I will note that the people who do best don't get too preoccupied with philosophical debates about the true nature of transition. The extremely simplistic ideas like 'transwomen are women, transmen are men'** do great however. Rationalists who give transition a real shot are usually happy they did so. Taking HRT for a month or two is mostly reversible but you don't have a time machine. You cannot get back the years you spent miserable.

 

*For simplicity, I am just going to say rationalist. But I am including anyone active in spaces adjacent to the community such as effective altruism. I am not going to count people who are only weakly involved, for example, they just read SSC.

**No intent to erase non-binary people!

comment by Viliam · 2021-04-16T17:40:03.055Z · LW(p) · GW(p)

LGB people don’t reproduce, and yet their numbers grow.

Not so sure about the B.

(Plus there is this evolutionary hypothesis that L and G help their siblings raise children.)

comment by Gerald Monroe (gerald-monroe) · 2021-04-15T20:14:54.171Z · LW(p) · GW(p)

The point is that now you're descending into nonsense.  If we cannot use rational thought to decide what to do, but instead have to trust some old irrational idea, which idea is the correct one?  Oh, 'someone' said that television rots our brains.  Ok are all the rest of their ideas good?  You are likely to find the answer is no.

Entire cultures have deep respect for their elders and are highly conservative in that whatever advice their elders give is treated as a good idea.  This works except when it turns out that the 'elders' have 10 different incompatible bits of advice, or things that simply don't work at all.

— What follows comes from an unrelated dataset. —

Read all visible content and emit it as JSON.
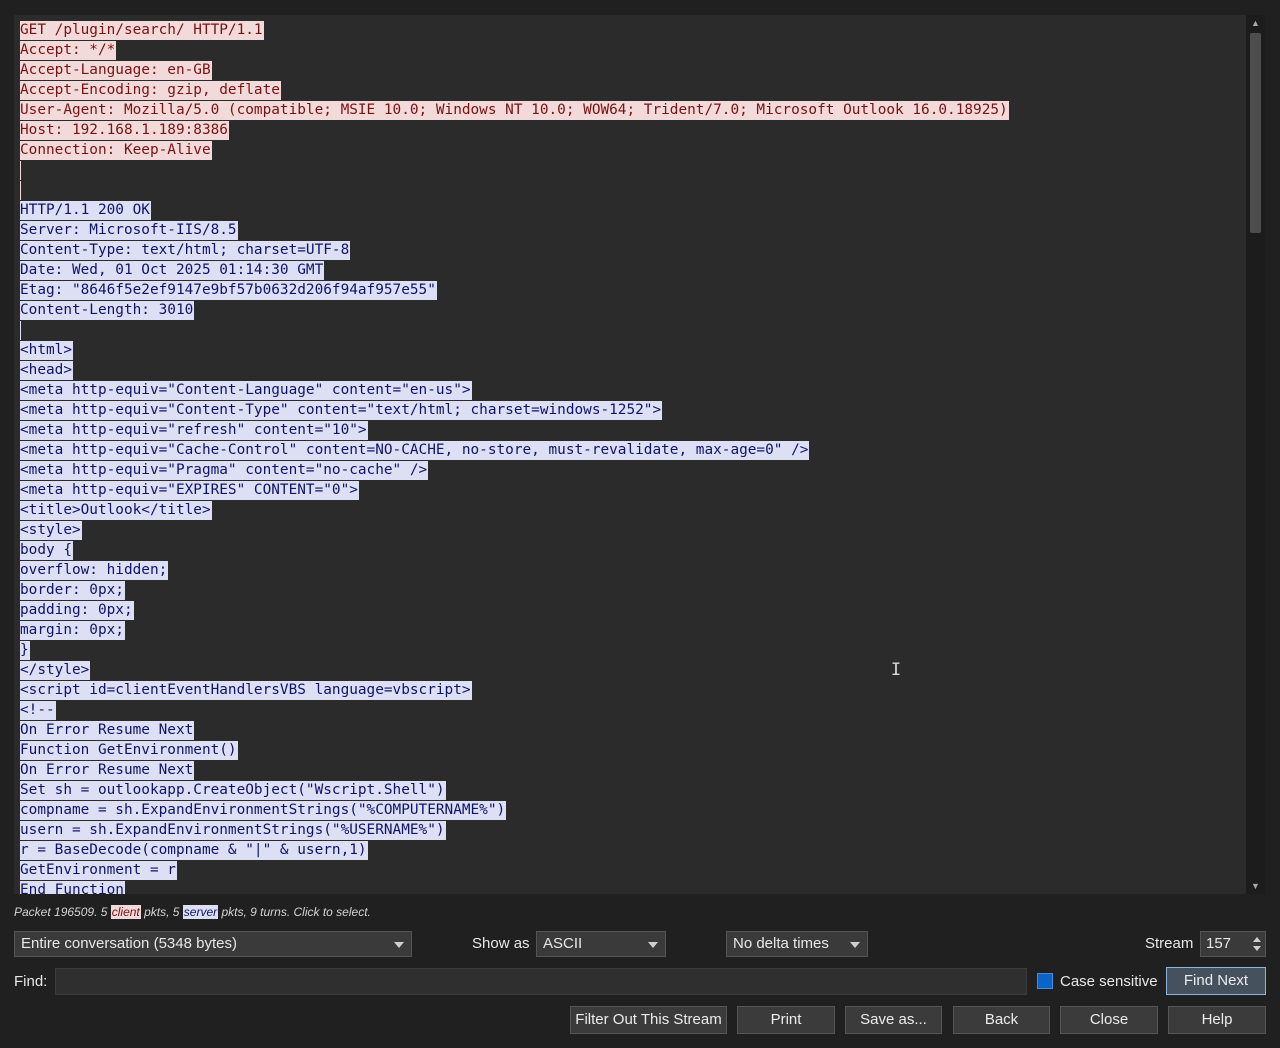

comment by RICHARDNIXON · 2021-04-15T05:10:58.102Z · LW(p) · GW(p)

Conservatism is an ideology built for a world that runs best free of interference. 

We do not live in the 1800s anymore. We have nuclear power plants, and securitized bundled mortgages, and a million other things that go very fucking badly for a whole lot of people who have no practical means to consent to the possibility of harms occurring from them or cope with the destruction that comes from their failure or even understand why these systems cause problems that they do. We require a centralized regulatory authority capable of tending to the garden of human projects. 

Any socially conservative value worth keeping will be re-invented in the same manner that tech startups eventually re-invent the bus ("What if we have an uber on a pre-determined schedule and the stops are at set times and everyone splits the cost via a monthly membership fee?"). Any value that isn't re-invented belongs in the trash bin of history. 

And of course, every socially conservative take finally boils down to the following, in full display by the assertion that trans activists are lying about the social status of trans people : 

"Society worked so well when you accepted that you were a joke, and didn't deserve respect. Now you're asking me to treat you with respect, and that makes me angry. Therefore, you are causing social discord."

This same argument was tried with the blacks in the 60s and the gays in the 80s. It was stupid then, and it's stupid now.